In a major shift brought on by experience in Afghanistan, the XM2010 is being built to fire the .300 Winchester Magnum round, which can hit targets up to 1,200 meters away. The current M24 -- much the same as the civilian Remington Model 700 -- fires a 7.62mm round that can reach targets about 800 meters away.But here's the kicker: it's unclear whether the Army will carve out the funds to do it. The deal is that back in 2010, a second-term congressman from the New York district that's home to Remington's Ilion Firearms Plant pushed funding through in an earmark to purchase the "rebuilds" of the M40 for snipers in Afghanistan. Though $28 million was allotted for up to 3,600 rebuilds, the service has only executed 250 for snipers in Afghanistan.

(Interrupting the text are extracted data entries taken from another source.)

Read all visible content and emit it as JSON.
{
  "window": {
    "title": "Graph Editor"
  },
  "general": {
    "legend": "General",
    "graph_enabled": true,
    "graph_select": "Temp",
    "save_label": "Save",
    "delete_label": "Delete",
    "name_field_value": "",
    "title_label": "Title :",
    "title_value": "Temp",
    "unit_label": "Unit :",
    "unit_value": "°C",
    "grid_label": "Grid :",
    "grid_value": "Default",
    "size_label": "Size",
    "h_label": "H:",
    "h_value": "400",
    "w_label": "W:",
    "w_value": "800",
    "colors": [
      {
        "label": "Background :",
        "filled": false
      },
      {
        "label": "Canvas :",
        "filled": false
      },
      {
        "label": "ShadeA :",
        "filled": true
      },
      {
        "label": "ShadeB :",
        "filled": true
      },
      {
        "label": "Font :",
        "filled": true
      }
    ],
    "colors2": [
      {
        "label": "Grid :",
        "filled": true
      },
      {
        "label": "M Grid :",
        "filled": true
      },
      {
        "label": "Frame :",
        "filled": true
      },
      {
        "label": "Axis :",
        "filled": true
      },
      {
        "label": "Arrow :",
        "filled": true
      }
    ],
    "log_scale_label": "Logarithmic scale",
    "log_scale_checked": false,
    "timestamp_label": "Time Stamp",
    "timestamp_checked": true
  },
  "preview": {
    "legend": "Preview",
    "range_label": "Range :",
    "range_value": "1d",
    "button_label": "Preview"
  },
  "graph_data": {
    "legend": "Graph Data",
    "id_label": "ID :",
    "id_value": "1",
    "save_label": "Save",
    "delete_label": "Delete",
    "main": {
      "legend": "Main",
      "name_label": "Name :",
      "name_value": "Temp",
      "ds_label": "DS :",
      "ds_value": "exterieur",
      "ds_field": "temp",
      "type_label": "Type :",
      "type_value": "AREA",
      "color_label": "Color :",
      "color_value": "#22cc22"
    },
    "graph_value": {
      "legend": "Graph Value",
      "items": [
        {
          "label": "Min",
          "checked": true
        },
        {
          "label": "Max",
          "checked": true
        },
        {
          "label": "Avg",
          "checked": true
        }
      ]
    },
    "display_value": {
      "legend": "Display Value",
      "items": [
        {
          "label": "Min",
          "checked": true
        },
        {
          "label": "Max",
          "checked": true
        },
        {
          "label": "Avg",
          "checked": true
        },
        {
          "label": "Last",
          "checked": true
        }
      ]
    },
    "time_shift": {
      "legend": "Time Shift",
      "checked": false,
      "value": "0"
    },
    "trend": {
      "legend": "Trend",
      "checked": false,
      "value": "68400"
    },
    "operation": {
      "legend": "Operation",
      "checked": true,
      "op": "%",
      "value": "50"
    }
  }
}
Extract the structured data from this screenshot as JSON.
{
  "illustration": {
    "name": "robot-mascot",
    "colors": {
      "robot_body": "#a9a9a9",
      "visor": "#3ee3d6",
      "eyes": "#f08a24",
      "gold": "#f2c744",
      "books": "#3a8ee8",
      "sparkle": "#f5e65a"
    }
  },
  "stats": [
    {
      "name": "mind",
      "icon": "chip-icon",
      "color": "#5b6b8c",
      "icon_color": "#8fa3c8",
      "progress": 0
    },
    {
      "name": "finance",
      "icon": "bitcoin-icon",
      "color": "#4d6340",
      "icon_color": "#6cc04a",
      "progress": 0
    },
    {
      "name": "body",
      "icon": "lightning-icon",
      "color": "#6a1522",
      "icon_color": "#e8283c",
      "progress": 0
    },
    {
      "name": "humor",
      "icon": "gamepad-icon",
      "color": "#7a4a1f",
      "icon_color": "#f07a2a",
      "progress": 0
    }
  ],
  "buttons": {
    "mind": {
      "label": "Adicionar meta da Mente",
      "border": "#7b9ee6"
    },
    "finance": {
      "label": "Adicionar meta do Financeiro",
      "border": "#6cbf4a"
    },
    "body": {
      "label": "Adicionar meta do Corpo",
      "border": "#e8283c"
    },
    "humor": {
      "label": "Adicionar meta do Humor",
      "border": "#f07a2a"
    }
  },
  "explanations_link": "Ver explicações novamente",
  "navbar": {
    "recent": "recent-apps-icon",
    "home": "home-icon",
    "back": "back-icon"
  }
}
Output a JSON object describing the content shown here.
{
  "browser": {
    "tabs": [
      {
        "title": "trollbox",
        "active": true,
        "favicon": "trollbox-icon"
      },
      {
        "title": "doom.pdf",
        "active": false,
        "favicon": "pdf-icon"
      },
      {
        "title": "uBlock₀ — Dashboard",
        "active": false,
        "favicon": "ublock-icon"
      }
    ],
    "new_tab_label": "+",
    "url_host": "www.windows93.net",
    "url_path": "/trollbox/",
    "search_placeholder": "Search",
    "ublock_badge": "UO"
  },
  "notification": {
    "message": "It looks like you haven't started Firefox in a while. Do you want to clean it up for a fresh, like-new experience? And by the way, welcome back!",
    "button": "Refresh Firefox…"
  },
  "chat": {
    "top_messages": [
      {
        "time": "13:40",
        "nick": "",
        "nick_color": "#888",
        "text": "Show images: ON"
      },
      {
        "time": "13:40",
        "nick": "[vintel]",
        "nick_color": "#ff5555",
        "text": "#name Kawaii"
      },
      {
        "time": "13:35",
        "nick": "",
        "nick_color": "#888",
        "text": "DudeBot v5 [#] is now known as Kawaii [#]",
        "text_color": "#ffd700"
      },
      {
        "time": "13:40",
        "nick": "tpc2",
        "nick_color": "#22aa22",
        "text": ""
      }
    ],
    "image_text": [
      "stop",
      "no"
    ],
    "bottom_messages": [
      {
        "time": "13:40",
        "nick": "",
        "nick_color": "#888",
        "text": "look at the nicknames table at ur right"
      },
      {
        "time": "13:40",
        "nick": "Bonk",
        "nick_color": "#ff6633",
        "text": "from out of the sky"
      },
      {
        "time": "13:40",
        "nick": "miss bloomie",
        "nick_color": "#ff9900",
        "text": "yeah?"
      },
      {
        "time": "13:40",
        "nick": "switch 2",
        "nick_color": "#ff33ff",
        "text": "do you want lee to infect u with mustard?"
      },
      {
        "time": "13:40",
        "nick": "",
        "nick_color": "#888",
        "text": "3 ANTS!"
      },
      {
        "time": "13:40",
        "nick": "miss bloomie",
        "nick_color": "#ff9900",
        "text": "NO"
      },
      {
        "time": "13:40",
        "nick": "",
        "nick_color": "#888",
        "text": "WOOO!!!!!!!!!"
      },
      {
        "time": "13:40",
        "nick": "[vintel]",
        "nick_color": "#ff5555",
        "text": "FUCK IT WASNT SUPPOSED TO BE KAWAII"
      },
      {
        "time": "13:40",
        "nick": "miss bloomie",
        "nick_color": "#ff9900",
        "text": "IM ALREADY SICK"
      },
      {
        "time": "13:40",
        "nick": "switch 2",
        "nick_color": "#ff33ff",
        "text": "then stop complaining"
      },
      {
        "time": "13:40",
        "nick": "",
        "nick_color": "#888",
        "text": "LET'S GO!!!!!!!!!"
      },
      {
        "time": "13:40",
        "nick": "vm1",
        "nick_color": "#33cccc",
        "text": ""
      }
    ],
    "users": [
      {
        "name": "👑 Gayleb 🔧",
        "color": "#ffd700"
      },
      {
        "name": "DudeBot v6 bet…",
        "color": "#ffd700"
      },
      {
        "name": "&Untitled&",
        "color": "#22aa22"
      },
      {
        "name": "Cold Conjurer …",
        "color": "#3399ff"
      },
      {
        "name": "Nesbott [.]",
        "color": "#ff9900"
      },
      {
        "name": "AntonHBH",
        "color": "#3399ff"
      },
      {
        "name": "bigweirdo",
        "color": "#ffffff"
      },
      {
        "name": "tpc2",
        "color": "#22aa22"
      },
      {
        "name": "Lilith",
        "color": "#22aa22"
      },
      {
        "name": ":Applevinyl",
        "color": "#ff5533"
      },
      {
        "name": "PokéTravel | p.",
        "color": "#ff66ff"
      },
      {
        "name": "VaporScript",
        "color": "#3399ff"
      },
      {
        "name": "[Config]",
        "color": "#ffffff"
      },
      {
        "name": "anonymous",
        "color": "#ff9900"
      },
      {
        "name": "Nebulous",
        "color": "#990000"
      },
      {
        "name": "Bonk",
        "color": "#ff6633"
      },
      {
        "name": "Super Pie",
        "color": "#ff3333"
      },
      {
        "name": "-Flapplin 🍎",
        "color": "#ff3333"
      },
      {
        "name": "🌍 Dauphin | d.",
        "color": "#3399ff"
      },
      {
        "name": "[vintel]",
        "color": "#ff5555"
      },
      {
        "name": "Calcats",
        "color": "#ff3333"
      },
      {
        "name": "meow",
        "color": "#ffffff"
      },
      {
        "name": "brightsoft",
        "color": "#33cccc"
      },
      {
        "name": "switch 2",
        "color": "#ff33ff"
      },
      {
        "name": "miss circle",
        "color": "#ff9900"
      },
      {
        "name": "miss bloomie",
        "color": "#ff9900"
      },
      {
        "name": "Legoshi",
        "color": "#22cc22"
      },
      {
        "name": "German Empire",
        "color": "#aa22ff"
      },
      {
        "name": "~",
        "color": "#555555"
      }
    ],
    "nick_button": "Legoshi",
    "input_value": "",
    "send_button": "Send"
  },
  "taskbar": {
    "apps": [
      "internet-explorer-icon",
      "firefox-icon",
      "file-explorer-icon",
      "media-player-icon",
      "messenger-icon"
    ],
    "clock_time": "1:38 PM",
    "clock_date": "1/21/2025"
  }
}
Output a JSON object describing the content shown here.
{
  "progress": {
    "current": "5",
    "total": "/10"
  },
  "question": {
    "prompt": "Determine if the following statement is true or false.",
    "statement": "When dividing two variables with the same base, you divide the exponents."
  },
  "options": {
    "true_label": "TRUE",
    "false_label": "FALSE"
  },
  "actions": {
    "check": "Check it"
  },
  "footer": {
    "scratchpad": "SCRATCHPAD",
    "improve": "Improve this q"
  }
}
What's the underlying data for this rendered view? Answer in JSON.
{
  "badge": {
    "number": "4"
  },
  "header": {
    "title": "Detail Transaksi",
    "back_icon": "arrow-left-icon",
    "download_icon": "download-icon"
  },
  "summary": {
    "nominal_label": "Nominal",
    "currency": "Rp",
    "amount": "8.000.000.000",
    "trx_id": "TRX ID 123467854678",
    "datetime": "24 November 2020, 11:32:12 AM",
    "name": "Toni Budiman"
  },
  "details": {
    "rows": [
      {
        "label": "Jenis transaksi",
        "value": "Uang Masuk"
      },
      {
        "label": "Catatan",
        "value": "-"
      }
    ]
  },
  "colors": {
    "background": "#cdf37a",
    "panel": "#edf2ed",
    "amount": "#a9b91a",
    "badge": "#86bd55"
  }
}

"We're trying to reach those extended ranges in Afghanistan … so [snipers] can reach out and hold that enemy out farther," said Brig. Gen. Pete Fuller in an April 14 interview with military reporters.
Fuller went on to say that the success of the XM2010 in Afghanistan caused the Army to consider fielding the longer-range rifle to all snipers servicewide.
"There is ongoing discussion in the Army right now whether we are going to 'pure fleet' the whole Army with this capability," Fuller said.
"I believe the Army will go in that direction" but a final decision hasn't been made, he said.
Problem is, that NY congressman lost his re-election last year so it's up in the air whether the program to kit out all snipers with the XM2010 will have the advocacy it needs to get fully funded.